De cette façon, nous sommes arrivés à la caractérisation générale des figures de condition d'ouverture et de l'état d'élancement Vers comme les formes qui rendent possible l'expérience de la conscience. Maintenant nous devons arriver à la scène finale de notre recherche : Deux consciences ouvertes et élancés Vers se sont rencontrées dans la scène du monde.

3. La condition d'ouverture et l'état d'élancement Vers: La reconnaissance

Dans le deuxième parcours de notre recherche, nous avons présenté l'émergence de la conscience de soi comme l'effort de l'esprit pour se distinguer de l'objet et comme le Désir de la conscience qui VEUT -en tant que sentiment égoïste- se remplir de la vitalité renouvelable de la nature qui est devenue Vie.

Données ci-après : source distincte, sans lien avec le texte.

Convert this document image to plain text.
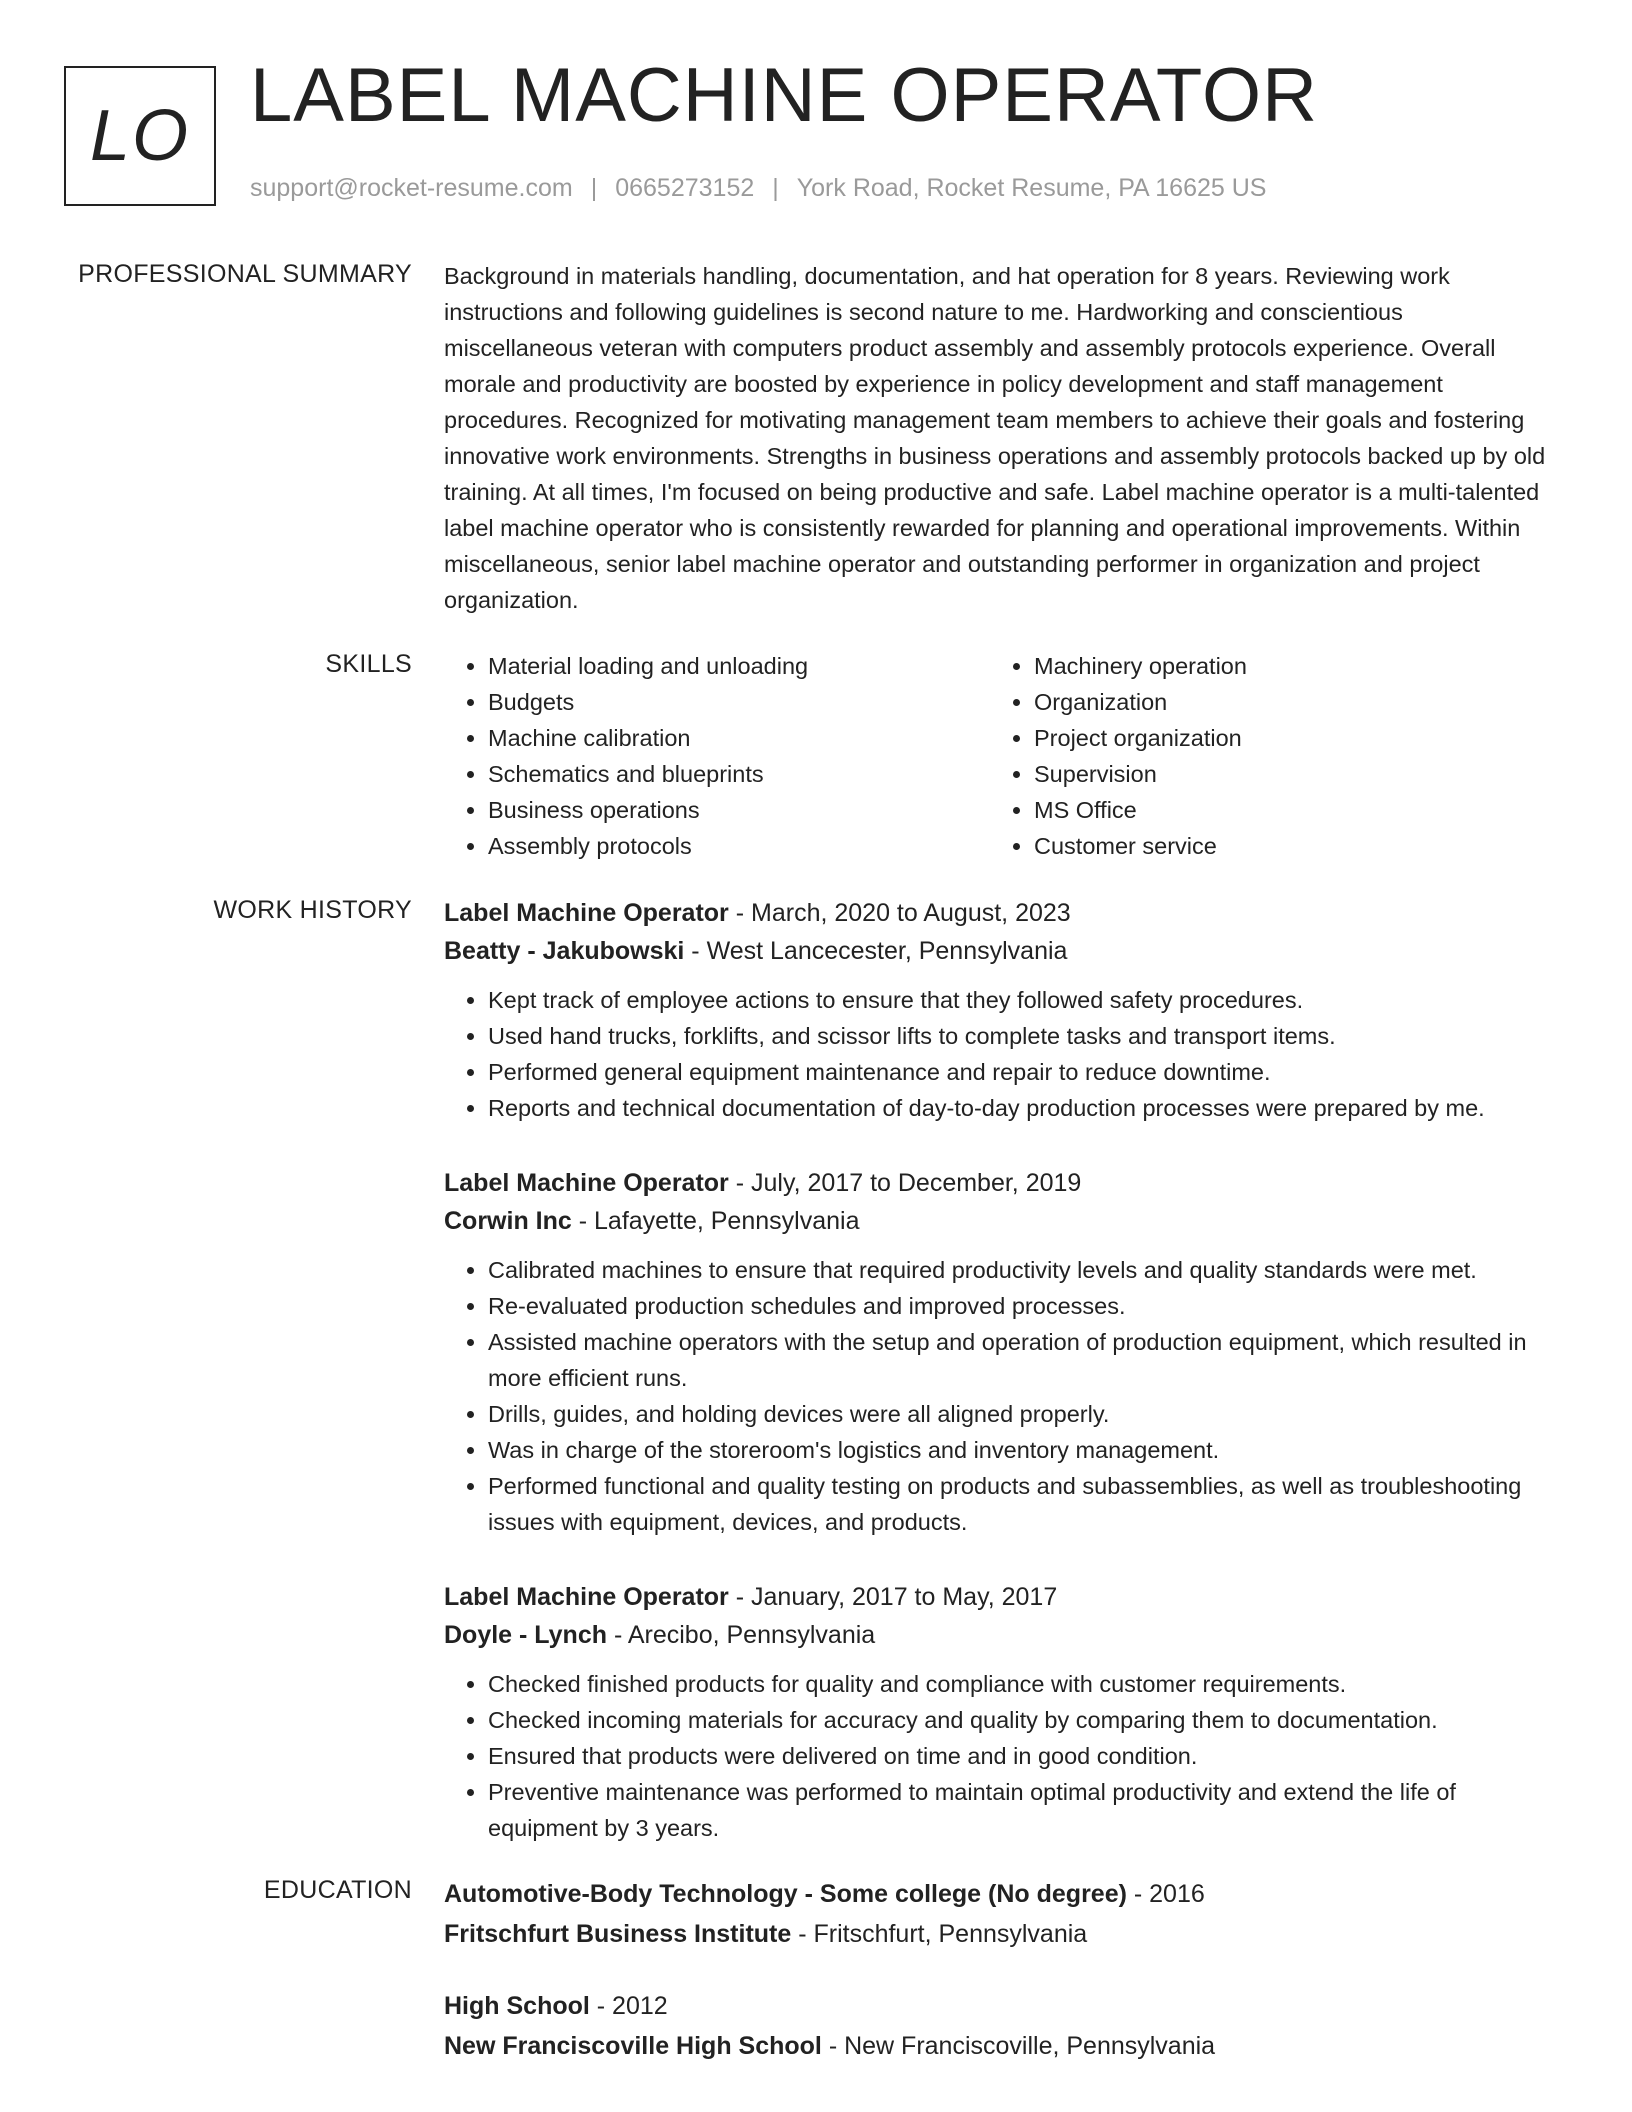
LO LABEL MACHINE OPERATOR
support@rocket-resume.com | 0665273152 | York Road, Rocket Resume, PA 16625 US
PROFESSIONAL SUMMARY Background in materials handling, documentation, and hat operation for 8 years. Reviewing work instructions and following guidelines is second nature to me. Hardworking and conscientious miscellaneous veteran with computers product assembly and assembly protocols experience. Overall morale and productivity are boosted by experience in policy development and staff management procedures. Recognized for motivating management team members to achieve their goals and fostering innovative work environments. Strengths in business operations and assembly protocols backed up by old training. At all times, I'm focused on being productive and safe. Label machine operator is a multi-talented label machine operator who is consistently rewarded for planning and operational improvements. Within miscellaneous, senior label machine operator and outstanding performer in organization and project organization.

SKILLS
•	Material loading and unloading
• Budgets
• Machine calibration
• Schematics and blueprints
• Business operations
• Assembly protocols
• Machinery operation
• Organization
• Project organization
• Supervision
• MS Office
• Customer service
WORK HISTORY Label Machine Operator - March, 2020 to August, 2023
Beatty - Jakubowski - West Lancecester, Pennsylvania
• Kept track of employee actions to ensure that they followed safety procedures.
• Used hand trucks, forklifts, and scissor lifts to complete tasks and transport items.
• Performed general equipment maintenance and repair to reduce downtime.
• Reports and technical documentation of day-to-day production processes were prepared by me.
Label Machine Operator - July, 2017 to December, 2019
Corwin Inc - Lafayette, Pennsylvania
• Calibrated machines to ensure that required productivity levels and quality standards were met.
• Re-evaluated production schedules and improved processes.
• Assisted machine operators with the setup and operation of production equipment, which resulted in more efficient runs.
• Drills, guides, and holding devices were all aligned properly.
• Was in charge of the storeroom's logistics and inventory management.
• Performed functional and quality testing on products and subassemblies, as well as troubleshooting issues with equipment, devices, and products.
Label Machine Operator - January, 2017 to May, 2017
Doyle - Lynch - Arecibo, Pennsylvania
• Checked finished products for quality and compliance with customer requirements.
• Checked incoming materials for accuracy and quality by comparing them to documentation.
• Ensured that products were delivered on time and in good condition.
• Preventive maintenance was performed to maintain optimal productivity and extend the life of equipment by 3 years.
EDUCATION Automotive-Body Technology - Some college (No degree) - 2016
Fritschfurt Business Institute - Fritschfurt, Pennsylvania
High School - 2012
New Franciscoville High School - New Franciscoville, Pennsylvania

Cependant, la conscience de soi n'est pas encore arrivée à la figure la plus parfaite22. La conscience de soi est -dans un premier moment-seulement mouvement désidératif qui s'affirme comme distincte de la chose-là et, en tant que mouvement désidératif, elle s'affirme comme activité qui s'approprie l'objet qui ne lui offre aucun résistance.

Mais, qu'est-ce qui lui est arrivé à la conscience de soi -ouverte et élancé Vers- au moment de se trouver face à une autre conscience de soi qui est aussi ouverte et élancée Vers ? L'intention de notre recherche n'est pas -dans un sens strict- de répondre à cette question-là. Notre but principal est de suivre la réflexion hégélienne de l'émergence de l'autre conscience afin d'apporter à l'élaboration de nos deux cordonnées de lecture : la condition d'ouverture et l'état d'élancement Vers. Cependant, pour arriver à notre but nous parcourons sommairement la dialectique du maître et de l'asservi23 où se trouve une première réponse à ces questions-là. Quelle est donc la réponse partielle à ces questions ?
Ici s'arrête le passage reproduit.